Une étude révèle que l’IA « atrophie et désarme » notre pensée critique

Une étude révèle que l'IA "atrophie et désarme" notre pensée critique

Un récent rapport souligne que l’utilisation croissante de l’intelligence artificielle pourrait nuire au développement du raisonnement critique, essentiel à la prise de décision. En déléguant trop à la technologie, les individus risquent de perdre leurs capacités cognitives, se retrouvant ainsi moins préparés à faire face aux défis qui se présentent.

À l’arrivée des ordinateurs et des smartphones, l’Intelligence Artificielle (IA) s’est révélée véritablement révolutionnaire, simplifiant la vie des professionnels de diverses industries ainsi que des étudiants.
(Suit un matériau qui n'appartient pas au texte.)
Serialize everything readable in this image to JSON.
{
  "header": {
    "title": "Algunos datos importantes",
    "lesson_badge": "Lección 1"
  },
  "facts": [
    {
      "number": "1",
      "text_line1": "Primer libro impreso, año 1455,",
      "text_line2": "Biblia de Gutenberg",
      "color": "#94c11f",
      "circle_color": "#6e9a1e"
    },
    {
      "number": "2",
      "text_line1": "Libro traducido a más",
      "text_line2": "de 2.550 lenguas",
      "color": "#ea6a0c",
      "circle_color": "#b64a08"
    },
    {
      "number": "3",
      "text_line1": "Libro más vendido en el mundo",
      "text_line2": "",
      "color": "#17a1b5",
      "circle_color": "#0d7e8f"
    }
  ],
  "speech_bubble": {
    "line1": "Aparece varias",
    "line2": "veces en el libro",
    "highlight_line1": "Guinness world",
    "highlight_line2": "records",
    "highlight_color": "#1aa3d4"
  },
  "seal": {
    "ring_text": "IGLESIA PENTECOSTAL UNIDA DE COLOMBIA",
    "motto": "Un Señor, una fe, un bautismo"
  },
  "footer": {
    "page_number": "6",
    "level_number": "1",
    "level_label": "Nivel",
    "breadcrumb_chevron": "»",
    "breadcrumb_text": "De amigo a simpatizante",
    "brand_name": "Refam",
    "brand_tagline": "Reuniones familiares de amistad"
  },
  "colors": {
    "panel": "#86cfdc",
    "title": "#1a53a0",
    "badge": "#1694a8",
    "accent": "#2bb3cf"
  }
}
Cependant, une nouvelle étude révèle que cette technologie « atrophie et déconcentre » le raisonnement critique des utilisateurs.

Robots humanoïdes

La confiance excessive dans l’IA nuit donc à la capacité des individus à penser de manière critique, selon une étude menée par des chercheurs de Microsoft et de l’Université Carnegie Mellon.

Utilisées de manière inappropriée, les technologies peuvent entraîner une dégradation des compétences cognitives qui devraient être préservées.

Une des principales ironies de l’automatisation est que, en rationalisant les tâches routinières et en déléguant la gestion des exceptions à l’utilisateur humain, on prive l’utilisateur des occasions de pratiquer son jugement, ce qui conduit à une atrophie de ses capacités cognitives, surtout en cas de situations exceptionnelles.

Les chercheurs ont exposé ces conclusions dans leur rapport.

Moins de pensées critiques avec plus d’IA

Pour cette recherche, l’équipe a interrogé 319 « travailleurs du savoir » – qui, bien que leur définition varie, sont des individus en charge de résoudre des problèmes au travail – sur leurs expériences d’utilisation de services d’IA générative sur le lieu de travail.

Intelligence Artificielle

Les participants ont été invités à fournir trois exemples concrets d’utilisation des outils d’IA dans leur travail et à évaluer la part de pensée critique impliquée dans ces tâches.

En tout, plus de 900 exemples d’utilisation de l’IA au travail ont été rapportés.

Selon les chercheurs, « les données montrent un changement dans l’effort cognitif, alors que les travailleurs du savoir passent progressivement d’une exécution de tâches à une supervision lors de l’utilisation de l’IA générative ».

Il est notamment surprenant que « même si l’IA peut améliorer l’efficacité, elle peut également réduire l’engagement critique, en particulier dans les tâches routinières ou à faible risque où les utilisateurs font simplement confiance à l’IA ».

[Cela soulève] des inquiétudes concernant la dépendance à long terme et la diminution de la capacité à résoudre des problèmes de manière autonome.

Par ailleurs, les chercheurs ont constaté que l’utilisation de l’IA pourrait également nuire à la créativité. En effet, les employés utilisant des outils d’IA produisent un « ensemble de résultats moins diversifié pour la même tâche », comparativement à ceux qui s’appuient sur leurs propres capacités cognitives.